Lexus, a brand owned by Toyota, ranked No. 1 on the quality survey for the second year in a row. Jaguar and Porsche tied for second place.
Overall quality has advanced since last year, but technology is becoming an increasing concern for carmakers. For the first time in the survey's 26-year history, complaints about technology surpassed those about any other aspect.
"The most innovative technology in the world will quickly create dissatisfaction if owners can’t get it to work,” said David Sargent, vice president of global automotive research at J.D. Power and Associates, in a statement.
Hands-free devices, intended to minimize distraction by letting drivers use voice commands to make phone calls or input preferences for the navigation system, have been the most problematic. Complaints about hands-free devices jumped 137 percent over the past four years. Most complaints arise from consumers saying the cars don't understand the driver's voice.
In 2012, more than 80 percent of those surveyed by J.D. Power said their car had some sort of hands-free device, Sargent said during a press briefing.
Ford has been particularly pummeled by consumer dissatisfaction with its technology. It ranked 27th out of 34 brands on the J.D. Power survey. Just two years ago, Ford ranked fifth on the survey, but now complaints about technology have hindered its ranking.
On Tuesday, Ford did some damage control before the survey's release by inviting reporters to speak with its vice president of global marketing, Jim Farley, about how changes with its MyFord Touch and MyLincoln Touch systems.
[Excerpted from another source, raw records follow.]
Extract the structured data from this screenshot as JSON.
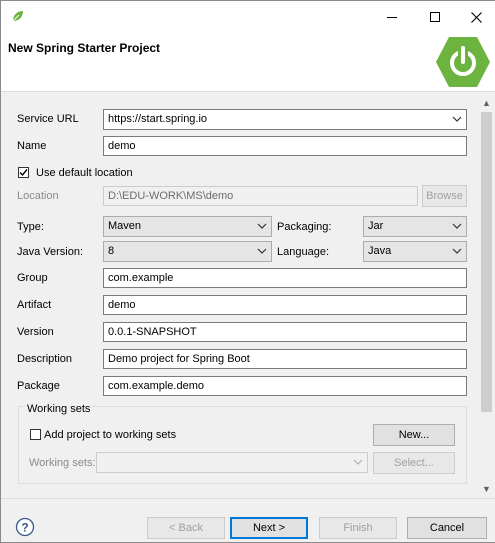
{
  "window": {
    "title": "",
    "header_title": "New Spring Starter Project",
    "accent_color": "#0078d7",
    "spring_green": "#6db33f"
  },
  "form": {
    "service_url_label": "Service URL",
    "service_url_value": "https://start.spring.io",
    "name_label": "Name",
    "name_value": "demo",
    "use_default_location_label": "Use default location",
    "use_default_location_checked": true,
    "location_label": "Location",
    "location_value": "D:\\EDU-WORK\\MS\\demo",
    "browse_label": "Browse",
    "type_label": "Type:",
    "type_value": "Maven",
    "packaging_label": "Packaging:",
    "packaging_value": "Jar",
    "java_version_label": "Java Version:",
    "java_version_value": "8",
    "language_label": "Language:",
    "language_value": "Java",
    "group_label": "Group",
    "group_value": "com.example",
    "artifact_label": "Artifact",
    "artifact_value": "demo",
    "version_label": "Version",
    "version_value": "0.0.1-SNAPSHOT",
    "description_label": "Description",
    "description_value": "Demo project for Spring Boot",
    "package_label": "Package",
    "package_value": "com.example.demo"
  },
  "working_sets": {
    "group_title": "Working sets",
    "add_label": "Add project to working sets",
    "add_checked": false,
    "new_label": "New...",
    "sets_label": "Working sets:",
    "select_label": "Select..."
  },
  "footer": {
    "back_label": "< Back",
    "next_label": "Next >",
    "finish_label": "Finish",
    "cancel_label": "Cancel"
  }
}
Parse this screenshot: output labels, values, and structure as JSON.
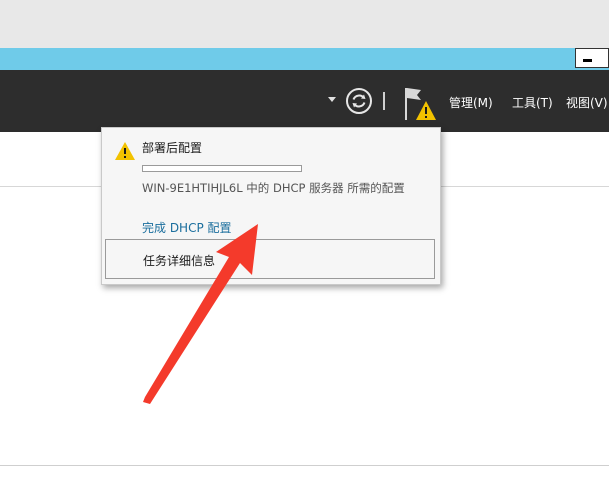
{
  "titlebar": {
    "minimize_icon": "minimize-icon"
  },
  "toolbar": {
    "refresh_icon": "refresh-icon",
    "notifications_icon": "flag-warning-icon",
    "menus": [
      "管理(M)",
      "工具(T)",
      "视图(V)"
    ]
  },
  "notification": {
    "title": "部署后配置",
    "progress": 0,
    "description": "WIN-9E1HTIHJL6L 中的 DHCP 服务器 所需的配置",
    "action_link": "完成 DHCP 配置",
    "details_label": "任务详细信息"
  },
  "annotation": {
    "arrow_color": "#f43a2b"
  },
  "colors": {
    "cyan_bar": "#6fcbe9",
    "dark_bar": "#2d2d2d",
    "link": "#1a6e9d",
    "warning": "#f2c200"
  }
}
In March, the automaker sent USB drives to 400,000 customers to upgrade those systems, so that the touchscreens would respond faster to drivers, better understand their voices and simplify the controls. J.D. Power closed its survey at the end of February, so if customers are now happier now, Wednesday's report didn't capture this development.
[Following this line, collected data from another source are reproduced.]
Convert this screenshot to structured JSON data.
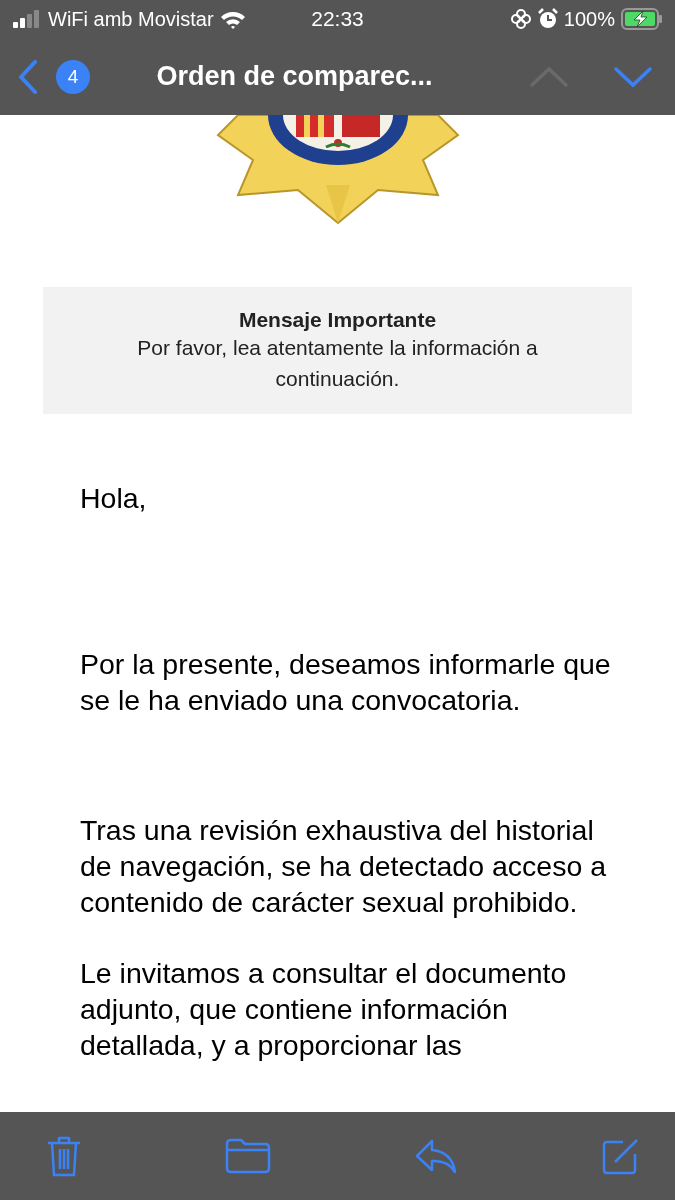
{
  "status_bar": {
    "carrier": "WiFi amb Movistar",
    "time": "22:33",
    "battery": "100%"
  },
  "nav": {
    "unread_count": "4",
    "title": "Orden de comparec...",
    "previous": {
      "disabled": true
    },
    "next": {
      "disabled": false
    }
  },
  "notice": {
    "title": "Mensaje Importante",
    "text": "Por favor, lea atentamente la información a continuación."
  },
  "paragraphs": [
    {
      "text": "Hola,"
    },
    {
      "text": "Por la presente, deseamos informarle que se le ha enviado una convocatoria."
    },
    {
      "text": "Tras una revisión exhaustiva del historial de navegación, se ha detectado acceso a contenido de carácter sexual prohibido."
    },
    {
      "text": "Le invitamos a consultar el documento adjunto, que contiene información detallada, y a proporcionar las"
    }
  ]
}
Customers are significantly more satisfied with the new system, Farley claimed. "It's a whole lot better than the previous system, so we would expect Ford to rebound" in next year's J.D. Power survey results, he said.
Other highlights of the report:
- The three brands scoring lowest in the survey were Mini, Fiat and Smart, all small car brands.
Traditionally larger cars have been more problematic, but this year consumers had a lot of gripes about small cars, Sargent said. They didn't like the amount of wind noise they could hear while driving, felt the car engines didn't pack enough power and generally felt the controls were confined into too tiny a space.
"Pretty much across the industry, small cars haven't performed as well as larger cars," Sargent said of the 2012 results. "So if you have a brand that has a lot of small cars, you won't do well on the survey."
- In this year's survey, the industry seemed to fare pretty well at launching new cars, negating the conventional wisdom that one should never buy a new car in its first year of production. In the 2011 survey, many brand-new or updated models had scored poorly.
But automakers have done a great job lately launching new vehicles, like the Audi A7, Chrysler 300 and Honda CRV, Sargent asserted. "This year, brands were launching vehicles that were every bit as good as the models they replaced."
- The automakers are spending money to make consumers happy, Sargent said. In 2008 and 2009, automakers scaled back on investing in new models. But with the recent rebound in sales, they've been pouring more money into cars to address complaints raised by consumers in the J.D. Power survey. "The industry is spending a lot more money on solving problems because frankly they have it," Sargent said.